The processing room will be “where the magic happens,” and a smokehouse will be where the meats will be smoked and cured. The facility also will have a walk-in cooler and a retail store where neighbors, chefs and others can purchase the Home Place Pastures products. The facility will be available to others as well.
“Other farmers will also be able to have their animals processed with us under USDA inspection to help them reach profitable markets outside the state,” Marshall said. “I believe we will be the only USDA facility in the state processing beef, lamb and pork.”
Amazingly, Marshall, three full-time employees and a few part-timers take care of the bulk of the labor on the farm.
Though Marshall tries not to make the farm a 24/7 job, sometimes it seems that way.
“It takes so much time to maintain it all,” he said. “We mix five to six tons of feed a week, manage the breeding and the piglets, and so much more.”
Sometimes at Home Place Pastures, however, the work pauses for a bit and it’s time to celebrate.
At least twice a year, the Bartlett family hosts a party for friends, neighbors and the community. Front and center at the parties is an old yellow school bus, with one long side cut away to make a covered stage for gospel groups and other bands that might take a turn offering music.

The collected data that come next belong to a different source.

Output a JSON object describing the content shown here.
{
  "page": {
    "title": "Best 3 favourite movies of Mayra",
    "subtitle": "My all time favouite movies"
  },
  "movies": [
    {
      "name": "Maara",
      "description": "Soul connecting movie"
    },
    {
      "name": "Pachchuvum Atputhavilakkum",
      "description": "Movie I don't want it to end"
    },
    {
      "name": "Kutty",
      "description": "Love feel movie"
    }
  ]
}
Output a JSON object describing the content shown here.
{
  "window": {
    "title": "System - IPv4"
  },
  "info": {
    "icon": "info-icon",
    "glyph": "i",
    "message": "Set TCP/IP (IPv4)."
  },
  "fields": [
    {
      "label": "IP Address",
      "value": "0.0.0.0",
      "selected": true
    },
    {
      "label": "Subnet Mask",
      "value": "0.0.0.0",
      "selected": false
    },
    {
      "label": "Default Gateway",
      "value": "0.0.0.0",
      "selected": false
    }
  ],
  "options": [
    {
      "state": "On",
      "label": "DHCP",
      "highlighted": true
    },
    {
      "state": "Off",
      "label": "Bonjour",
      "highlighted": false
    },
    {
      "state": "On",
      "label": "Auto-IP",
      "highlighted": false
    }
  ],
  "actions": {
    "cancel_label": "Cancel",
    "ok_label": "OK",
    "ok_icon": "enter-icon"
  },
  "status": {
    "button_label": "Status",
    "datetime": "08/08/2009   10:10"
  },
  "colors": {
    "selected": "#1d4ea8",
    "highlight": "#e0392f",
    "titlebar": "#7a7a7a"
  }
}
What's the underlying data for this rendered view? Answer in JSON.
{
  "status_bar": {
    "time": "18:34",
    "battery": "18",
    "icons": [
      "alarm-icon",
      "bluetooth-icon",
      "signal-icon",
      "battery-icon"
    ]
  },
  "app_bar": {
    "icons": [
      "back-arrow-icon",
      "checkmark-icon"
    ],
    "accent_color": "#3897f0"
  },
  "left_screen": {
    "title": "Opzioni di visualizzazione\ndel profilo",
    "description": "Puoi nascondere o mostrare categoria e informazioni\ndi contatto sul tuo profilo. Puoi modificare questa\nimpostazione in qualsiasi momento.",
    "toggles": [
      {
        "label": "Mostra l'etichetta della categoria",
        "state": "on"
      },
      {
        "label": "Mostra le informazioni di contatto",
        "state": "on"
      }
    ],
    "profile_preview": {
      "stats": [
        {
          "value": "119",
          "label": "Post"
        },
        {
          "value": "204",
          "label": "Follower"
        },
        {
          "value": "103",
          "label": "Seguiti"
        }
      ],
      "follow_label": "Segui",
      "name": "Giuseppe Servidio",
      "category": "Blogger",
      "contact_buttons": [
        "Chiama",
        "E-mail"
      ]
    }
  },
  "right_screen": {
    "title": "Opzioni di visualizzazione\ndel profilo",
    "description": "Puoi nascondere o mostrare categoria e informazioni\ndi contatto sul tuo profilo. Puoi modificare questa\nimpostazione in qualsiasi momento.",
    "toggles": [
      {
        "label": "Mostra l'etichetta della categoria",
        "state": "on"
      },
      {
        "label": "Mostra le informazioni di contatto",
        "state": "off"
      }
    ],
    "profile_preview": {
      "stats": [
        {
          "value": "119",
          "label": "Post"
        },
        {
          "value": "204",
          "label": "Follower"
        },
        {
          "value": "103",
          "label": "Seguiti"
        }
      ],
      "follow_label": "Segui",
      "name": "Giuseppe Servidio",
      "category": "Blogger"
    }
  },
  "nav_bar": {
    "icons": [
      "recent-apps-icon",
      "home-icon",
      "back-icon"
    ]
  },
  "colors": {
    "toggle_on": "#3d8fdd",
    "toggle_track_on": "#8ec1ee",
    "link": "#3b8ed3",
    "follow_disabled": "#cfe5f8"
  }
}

It’s all part of the mission of Home Place Pastures — community involvement, economic sustainability, land stewardship and ethical treatment of the animals.
“It’s a fun way to farm,” Marshall said. “Much more engaging and fun than crops. Farming row crops, you hope for a good crop so you can pay back your loan and make a living.”
A lot has changed on this acreage in Como since Marshall’s double-great-grandfather Dr. Archibald “Archie” Yarbrough became the owner of what was then called Yarbrough Farms. A doctor for the Confederacy in the Civil War, he purchased the farm after the war.
Tended with loving care and hard work and held onto tenaciously by one family since 1870, the legacy of Home Place Pastures continues today in the hands of yet another generation.